While examiners may not get fired these days, it certainly doesn't lend itself to agencies taking accountability for systems that produce errors. It just results in examiners ending up on Brady lists which is basically just credibility assassination. I don't really see a difference. Agencies act in their best interest and that doesn't necessarily line up with Examiners' best interests.

That's why I like giving examiners the power of artificial intelligence for scrutiny of agency policies and research. Examiners answer for shoddy practices and research on the stand, not Managers.

Re: Fingerprints and the IAI (Inquisition of Artificial Intelligence) - A ChatGPT thread

Posted: Mon Apr 10, 2023 5:53 pm
by Boyd Baumgartner
I've had a couple people reach out to ask some questions. The short answer is, the applications are really only constrained by what you can think up. I found a Quality Manual online and a copy of the 17020 standards and asked it to evaluate the Manual against the Standards and spit out a detailed chart of where things may be off.


Re: Fingerprints and the IAI (Inquisition of Artificial Intelligence) - A ChatGPT thread

Posted: Mon Apr 24, 2023 11:18 am
by orrb
If you are not paying any attention to AI and AGI you better start now. Large Language Models (LLM) are going to change how we work dramatically. I have been learning and using these models for two months now and it is amazing. Two weeks ago I used it to help me write a federal grant proposal and two foundation grant proposals. Saved my about six days of work. We have AI attached to our SOP's. I use it to help write emails. Summarize research papers, online articles, etc.
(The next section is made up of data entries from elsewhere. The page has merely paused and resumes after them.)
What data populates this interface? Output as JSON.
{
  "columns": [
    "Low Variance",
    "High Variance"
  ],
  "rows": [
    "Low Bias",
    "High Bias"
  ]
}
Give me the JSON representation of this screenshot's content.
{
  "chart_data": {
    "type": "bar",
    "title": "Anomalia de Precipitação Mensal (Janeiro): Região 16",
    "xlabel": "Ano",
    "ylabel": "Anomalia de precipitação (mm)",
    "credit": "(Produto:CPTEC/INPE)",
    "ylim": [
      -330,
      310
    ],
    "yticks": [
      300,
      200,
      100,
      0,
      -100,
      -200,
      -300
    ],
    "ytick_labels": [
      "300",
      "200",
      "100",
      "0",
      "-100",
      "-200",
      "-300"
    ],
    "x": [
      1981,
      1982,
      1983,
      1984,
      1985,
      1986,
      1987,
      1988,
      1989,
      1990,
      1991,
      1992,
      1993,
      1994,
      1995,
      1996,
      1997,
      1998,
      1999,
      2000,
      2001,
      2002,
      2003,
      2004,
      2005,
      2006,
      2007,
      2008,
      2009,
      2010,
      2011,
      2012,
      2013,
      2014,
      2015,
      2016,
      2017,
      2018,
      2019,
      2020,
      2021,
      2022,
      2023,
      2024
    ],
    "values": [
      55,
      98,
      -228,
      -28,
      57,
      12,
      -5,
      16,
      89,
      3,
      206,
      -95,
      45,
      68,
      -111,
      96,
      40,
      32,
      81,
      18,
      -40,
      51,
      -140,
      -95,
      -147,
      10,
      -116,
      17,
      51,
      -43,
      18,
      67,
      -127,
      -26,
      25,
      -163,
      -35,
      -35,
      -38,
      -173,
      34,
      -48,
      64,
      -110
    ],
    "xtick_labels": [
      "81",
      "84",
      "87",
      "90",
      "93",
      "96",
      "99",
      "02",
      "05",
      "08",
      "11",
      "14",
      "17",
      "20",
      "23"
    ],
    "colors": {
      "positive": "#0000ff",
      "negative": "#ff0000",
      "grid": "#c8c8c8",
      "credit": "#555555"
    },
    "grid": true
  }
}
This is fundamentally bigger than the internet and the iPone combined. Most of the models are free. The paid models are not very expensive. Get in and play with it. AI will not take your job, the person that knows AI is going to take your job. I had chatGPT answer the following:

How AI can assist a forensic scientist?

1. Automated image analysis for fingerprint identification
2. Improved DNA analysis techniques
3. Automatic detection of facial features for identification
4. Automated analysis of crime scene photos for evidence
5. Improved voice recognition software for analyzing audio recordings
6. Automatic analysis of handwriting for forgery detection
7. Detection of patterns in large sets of data to identify criminal activity trends
8. Improved predictive analysis for identifying potential criminal activity
9. Automated analysis of surveillance footage for suspect identification
10. Integration of AI into forensic science databases for more efficient data management and analysis.

I know that 1, 3, 4, 5, 6, 7, 8, 9, and 10 are already happening. Not sure where the DNA folks are. We can't hide from this wave of technology like some of use are still doing by not using digital image capture, digital documentation, digital data collection, etc. AI is here and it is moving fast. It is very exciting and I urge you to pay attention.